Com isso em conta, a MHD destaca aqui o trabalho de 15 atores que brilharam em papéis difíceis e filmes que tanto desafiaram como divertiram os espectadores. Por razões de preconceito de género cinematográfico, terem de partilhar a cena com atores mais famosos ou a pequenez relativa de seus papéis, tais prestações foram injustamente subvalorizadas. Contudo, aqui tentamos assinalar o seu mérito. Não é o mesmo que um Óscar, mas não podemos fazer mais.
Antes de passarmos à lista de 15 performances em si, convém estabelecer critérios e destacar uma importante menção honrosa. Para fins desta listagem apenas contámos com filmes estreados comercialmente em cinemas portugueses em 2018. A menção honrosa é de “Lady Bird” que tem um dos melhores elencos do ano, estando recheado de espetaculares desempenhos do seu elenco secundário. Com isso dito, no discurso crítico internacional e prémios de cinema, Saoirse Ronan e Laurie Metcalf dominaram a perceção pública da obra.
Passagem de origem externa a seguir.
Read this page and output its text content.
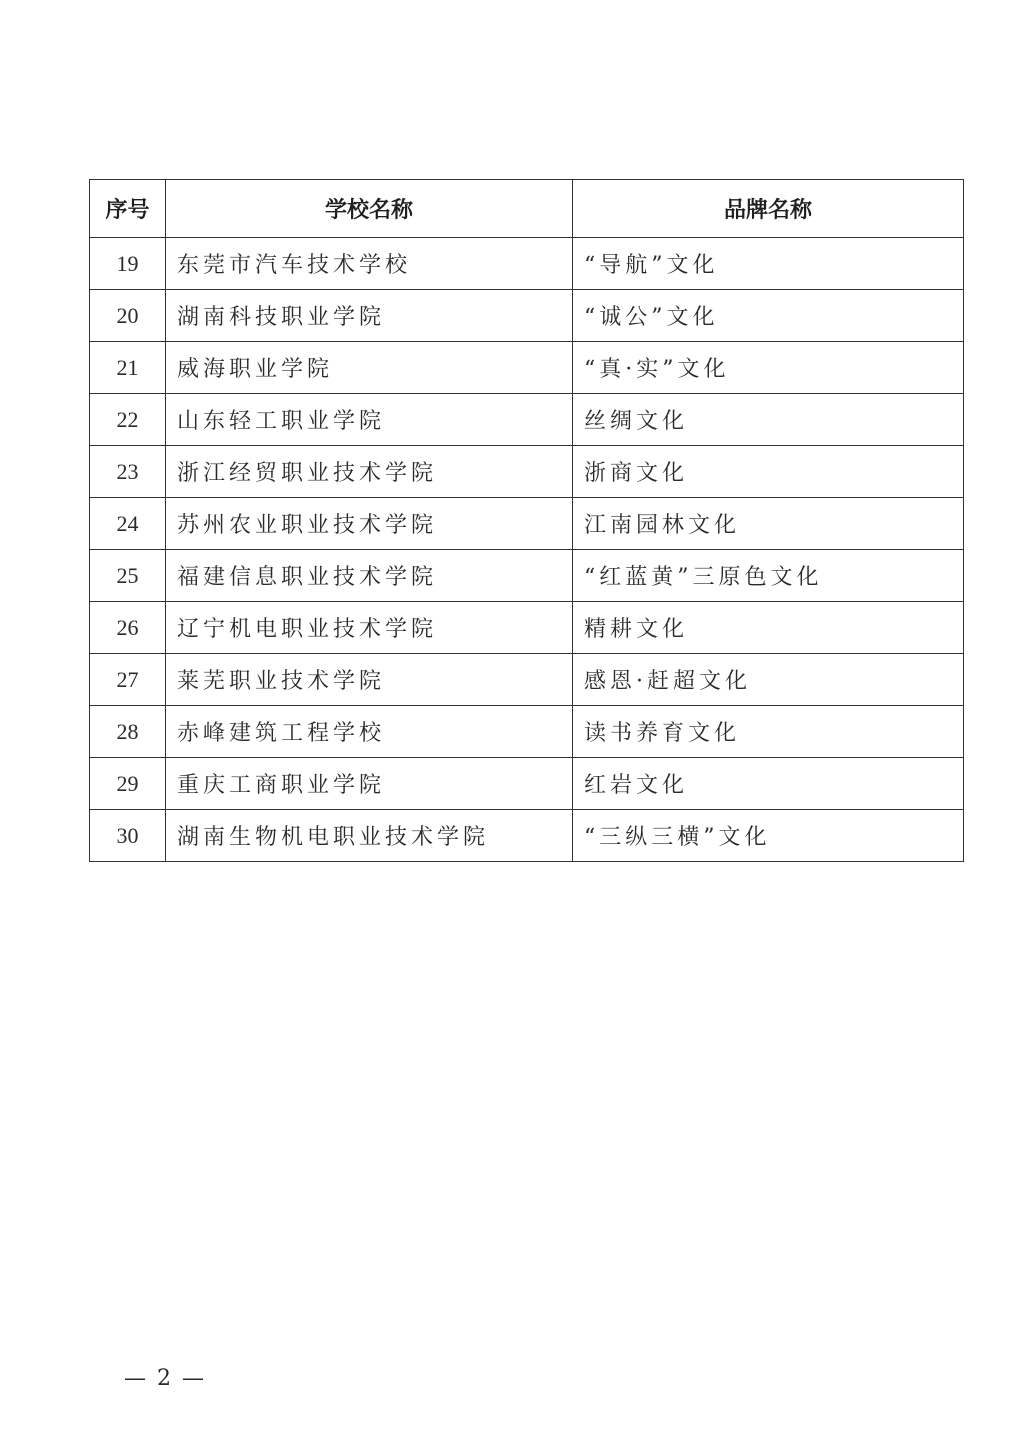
序号	学校名称	品牌名称
19	东莞市汽车技术学校	“导航”文化
20	湖南科技职业学院	“诚公”文化
21	威海职业学院	“真·实”文化
22	山东轻工职业学院	丝绸文化
23	浙江经贸职业技术学院	浙商文化
24	苏州农业职业技术学院	江南园林文化
25	福建信息职业技术学院	“红蓝黄”三原色文化
26	辽宁机电职业技术学院	精耕文化
27	莱芜职业技术学院	感恩·赶超文化
28	赤峰建筑工程学校	读书养育文化
29	重庆工商职业学院	红岩文化
30	湖南生物机电职业技术学院	“三纵三横”文化
— 2 —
Valor há que ser dado aos esforços de Stacy Letts como um pai deprimido, mas sempre pronto a apoiar quem ama. Temos de aplaudir Beanie Feldstein como uma melhor amiga silenciosamente invejosa da protagonista. Temos de felicitar Lucas Hedges e sua honestidade emocional ou o carisma arrogante de Timothée Chalamet, a dor de Stephen McKinley Henderson e a sabedoria sorridente de Lois Smith, entre muitos outros.
Segue as setas para descobrires todas as performances efetivamente destacadas neste artigo. Ao invés de estarem ordenadas num ranking de preferência, elas estão listadas pela ordem de estreia dos filmes no calendário de 2018.
Amira Casar em CHAMA-ME PELO TEU NOME
Por vezes, é fácil ignorarmos a grandeza de um trabalho de um ator quando essa qualidade está contida numa personagem verdadeiramente secundária. Em “Chama-me Pelo Teu Nome”, Armie Hammer, Timothée Chalamet e Michael Stuhlbarg muito brilham e todos têm direito a cenas unicamente focadas nas suas personagens. Amira Casar, como a mãe de um jovem que se apaixona pelo estudante do pai académico num Verão em Itália, é tão estupenda como os seus companheiros de cena, mesmo que nenhuma cena se centre na sua pessoa.
O que a atriz faz é construir a integridade emocional do filme no fundo das cenas. Quando o filho e o estudante mais velho saem da mesa de almoço subitamente, o olhar de Casar sugere uma mãe que sabe muito mais do que aparenta. Noutra ocasião, um toque aprovador na estrela de David ao pescoço do filho diz muito mais que uma centena de monólogos poderia fazer.
Nem todos os pais, nem todas as mães, são abertos com as suas emoções e, por vezes, a melhor maneira de apoiarem seus filhos é através de silenciosa aprovação e sustento. Casar assim faz e quando a câmara finalmente lhe dá algum valor numa única cena perto do final, uma viagem de carro, ela mostra todo o amor que uma mãe pode ter pelo filho com um toque e um sorriso silencioso. Ela ilustra quão compreende a dor que aquele que mais ama está a sofrer e que palavras nunca serão capazes de lhe atenuar a agonia. Basta um sorriso e um gesto subtil. Nada mais.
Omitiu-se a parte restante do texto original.